Taco night meets pizza night — crispy homemade base topped with taco-spiced beef, black beans, and fresh veg. The best of both worlds.

Instructions

  1. 1

    Dissolve the yeast in the lukewarm water, then stir in the oil, flour, and salt. Knead the dough well for about 10 minutes, then cover the bowl and let it rise until doubled in size.

  2. 2

    While the dough rises, fry the ground beef in a hot pan with butter or margarine. Add the taco seasoning and pour in the water. Cook until the liquid is mostly absorbed.

  3. 3

    Cut the tomatoes into quarters and scoop out the seeds and pulp. Dice the tomato flesh into small pieces.

  4. 4

    Finely chop the red onion and slice the spring onion on the diagonal.

  5. 5

    Rinse the black beans in a sieve and let them drain.

  6. 6

    Once the dough has risen, divide it in two — or four if you want smaller pizzas. Shape into round balls and roll them out on a floured surface.

  7. 7

    Place the bases on baking paper-lined trays and spread sour cream over each one, leaving 1–2 cm of crust around the edge.

  8. 8

    Sprinkle the cheese over the bases, then top with the ground beef, black beans, diced tomato, red onion, and corn.

  9. 9

    Bake at 260 °C for about 10 minutes until the cheese is melted and the pizzas are golden and crispy. If you have a pizza stone, put it in a cold oven and reduce the baking time slightly.

  10. 10

    Top the baked pizzas with the sliced spring onion and lime cut into wedges. Scatter over fresh coriander if you like.

Per average serving

637
Calories
kcal
17.5
Protein
g
133
Carbs
g
1.8
Fat
g
4.7g
Fiber
0.5g
Sugar
246mg
Sodium

Tips from the kitchen

  • Scoop the seeds out of the tomatoes before dicing. If you skip this, the extra liquid makes the pizza soggy in the middle, and no amount of hot oven fixes that.
  • The taco beef needs to cook until the water is almost completely gone. If it still looks wet when it goes on the pizza, it will steam the base instead of letting it crisp up.
  • Roll the dough thinner than you think you need to. It puffs up in the oven, and a thick base at 260°C tends to stay doughy in the center while the edges go hard.
  • Sour cream burns faster than tomato sauce.
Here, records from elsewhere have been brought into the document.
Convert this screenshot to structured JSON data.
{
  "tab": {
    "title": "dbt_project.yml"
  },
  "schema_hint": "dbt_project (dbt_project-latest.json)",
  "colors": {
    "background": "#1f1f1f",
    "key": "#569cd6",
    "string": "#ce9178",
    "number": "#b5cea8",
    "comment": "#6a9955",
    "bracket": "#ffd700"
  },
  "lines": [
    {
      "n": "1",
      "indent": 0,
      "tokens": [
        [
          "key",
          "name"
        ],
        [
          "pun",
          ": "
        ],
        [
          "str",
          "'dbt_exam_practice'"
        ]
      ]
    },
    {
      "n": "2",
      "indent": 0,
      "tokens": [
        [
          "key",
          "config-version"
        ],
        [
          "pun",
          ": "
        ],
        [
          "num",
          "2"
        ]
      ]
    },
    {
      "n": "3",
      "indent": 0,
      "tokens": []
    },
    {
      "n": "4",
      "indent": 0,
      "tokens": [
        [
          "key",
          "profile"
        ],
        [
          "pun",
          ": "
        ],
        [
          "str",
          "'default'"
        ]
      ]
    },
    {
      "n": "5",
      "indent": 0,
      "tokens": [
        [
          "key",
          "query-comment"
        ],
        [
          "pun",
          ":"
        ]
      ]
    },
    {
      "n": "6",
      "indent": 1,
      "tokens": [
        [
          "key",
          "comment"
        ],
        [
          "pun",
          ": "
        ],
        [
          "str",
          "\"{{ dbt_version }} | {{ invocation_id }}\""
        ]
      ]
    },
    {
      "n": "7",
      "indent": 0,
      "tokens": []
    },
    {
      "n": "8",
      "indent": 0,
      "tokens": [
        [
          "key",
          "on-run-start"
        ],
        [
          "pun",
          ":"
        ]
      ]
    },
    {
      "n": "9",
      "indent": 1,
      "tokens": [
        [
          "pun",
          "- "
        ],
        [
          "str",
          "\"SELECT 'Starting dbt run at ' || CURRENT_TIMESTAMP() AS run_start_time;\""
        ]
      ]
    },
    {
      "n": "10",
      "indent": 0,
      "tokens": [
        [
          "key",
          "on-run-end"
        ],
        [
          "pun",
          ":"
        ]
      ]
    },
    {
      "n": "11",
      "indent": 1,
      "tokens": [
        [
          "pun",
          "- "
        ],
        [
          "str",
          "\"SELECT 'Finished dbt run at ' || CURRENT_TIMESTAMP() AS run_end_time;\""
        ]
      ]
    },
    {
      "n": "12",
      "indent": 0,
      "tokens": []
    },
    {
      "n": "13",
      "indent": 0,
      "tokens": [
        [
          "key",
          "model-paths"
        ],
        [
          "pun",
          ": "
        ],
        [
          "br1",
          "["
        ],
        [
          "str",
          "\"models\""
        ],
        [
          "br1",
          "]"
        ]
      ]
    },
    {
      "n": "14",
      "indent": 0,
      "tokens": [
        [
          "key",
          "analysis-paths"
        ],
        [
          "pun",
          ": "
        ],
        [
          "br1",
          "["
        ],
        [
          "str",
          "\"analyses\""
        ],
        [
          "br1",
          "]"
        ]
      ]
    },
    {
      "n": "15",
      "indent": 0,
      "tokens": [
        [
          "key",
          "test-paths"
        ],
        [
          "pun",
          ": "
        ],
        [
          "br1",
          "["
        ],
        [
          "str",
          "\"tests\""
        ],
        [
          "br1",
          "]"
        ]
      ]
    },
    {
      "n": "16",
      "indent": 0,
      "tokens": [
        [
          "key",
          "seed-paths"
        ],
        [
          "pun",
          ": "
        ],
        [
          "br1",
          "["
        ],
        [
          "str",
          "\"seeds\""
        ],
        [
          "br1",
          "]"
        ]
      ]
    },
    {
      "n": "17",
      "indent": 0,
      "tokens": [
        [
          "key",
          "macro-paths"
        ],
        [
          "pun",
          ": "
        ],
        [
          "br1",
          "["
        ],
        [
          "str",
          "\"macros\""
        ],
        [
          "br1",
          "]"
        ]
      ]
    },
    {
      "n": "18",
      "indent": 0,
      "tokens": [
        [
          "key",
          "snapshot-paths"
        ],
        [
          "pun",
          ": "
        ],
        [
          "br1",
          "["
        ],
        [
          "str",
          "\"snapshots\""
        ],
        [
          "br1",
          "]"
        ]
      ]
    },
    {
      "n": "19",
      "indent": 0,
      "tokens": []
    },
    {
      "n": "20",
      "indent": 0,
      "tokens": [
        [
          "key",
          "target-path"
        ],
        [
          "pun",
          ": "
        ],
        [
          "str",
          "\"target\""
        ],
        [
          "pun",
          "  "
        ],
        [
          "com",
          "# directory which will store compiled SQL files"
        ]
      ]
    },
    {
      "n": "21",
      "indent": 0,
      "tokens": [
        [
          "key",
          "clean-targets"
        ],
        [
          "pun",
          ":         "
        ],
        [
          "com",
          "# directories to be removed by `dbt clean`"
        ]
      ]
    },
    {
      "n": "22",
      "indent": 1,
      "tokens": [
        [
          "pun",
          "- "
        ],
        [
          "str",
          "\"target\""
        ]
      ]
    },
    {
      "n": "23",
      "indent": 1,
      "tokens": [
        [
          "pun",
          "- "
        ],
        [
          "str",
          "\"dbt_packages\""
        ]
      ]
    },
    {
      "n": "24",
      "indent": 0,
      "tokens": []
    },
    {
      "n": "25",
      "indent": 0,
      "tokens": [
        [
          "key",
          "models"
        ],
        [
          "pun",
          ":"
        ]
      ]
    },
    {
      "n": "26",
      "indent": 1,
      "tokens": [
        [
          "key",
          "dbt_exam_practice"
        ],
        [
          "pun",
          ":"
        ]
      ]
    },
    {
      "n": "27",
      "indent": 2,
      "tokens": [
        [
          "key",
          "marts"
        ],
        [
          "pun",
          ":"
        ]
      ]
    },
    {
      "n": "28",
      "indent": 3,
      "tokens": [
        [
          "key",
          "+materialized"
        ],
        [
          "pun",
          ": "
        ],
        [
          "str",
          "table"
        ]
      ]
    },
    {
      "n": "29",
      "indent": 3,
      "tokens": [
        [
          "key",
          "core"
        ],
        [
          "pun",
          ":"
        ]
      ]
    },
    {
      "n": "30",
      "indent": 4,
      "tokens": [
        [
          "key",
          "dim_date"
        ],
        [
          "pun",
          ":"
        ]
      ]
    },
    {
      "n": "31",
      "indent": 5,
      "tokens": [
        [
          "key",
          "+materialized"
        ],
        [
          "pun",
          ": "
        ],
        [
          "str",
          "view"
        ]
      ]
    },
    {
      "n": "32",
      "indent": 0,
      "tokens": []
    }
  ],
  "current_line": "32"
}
Keep that 1-2 cm border and don't spread it too thin in the middle either, or you'll get brown patches before the cheese is properly melted.
  • Let the dough rise until it's genuinely doubled. Poke it with a finger, and if the indent stays, it's ready. If it springs back fast, give it more time.

Ways to vary it

  • Swap the black beans for kidney beans if that's what you have. They're a bit firmer and hold up well under the heat.
  • For a spicier version, add a finely chopped jalapeño to the taco beef while it's cooking. The heat mellows out in the oven so it's noticeable but not overwhelming.
  • You can make this with store-bought pizza dough if you're short on time. The homemade base is worth it when you have the hour, but a good ready-made dough gets dinner on the table faster.

Storage & leftovers

Leftover slices keep in the fridge for up to 3 days, wrapped or in a container. Reheat in the oven at around 200°C for 5-7 minutes rather than the microwave, which turns the base rubbery. The fresh toppings like coriander and spring onion are better added after reheating if you're planning ahead.

What to serve with it

A simple green salad with a lime dressing ties in nicely with the taco flavors. Cold beer or a lime-heavy sparkling water works well alongside.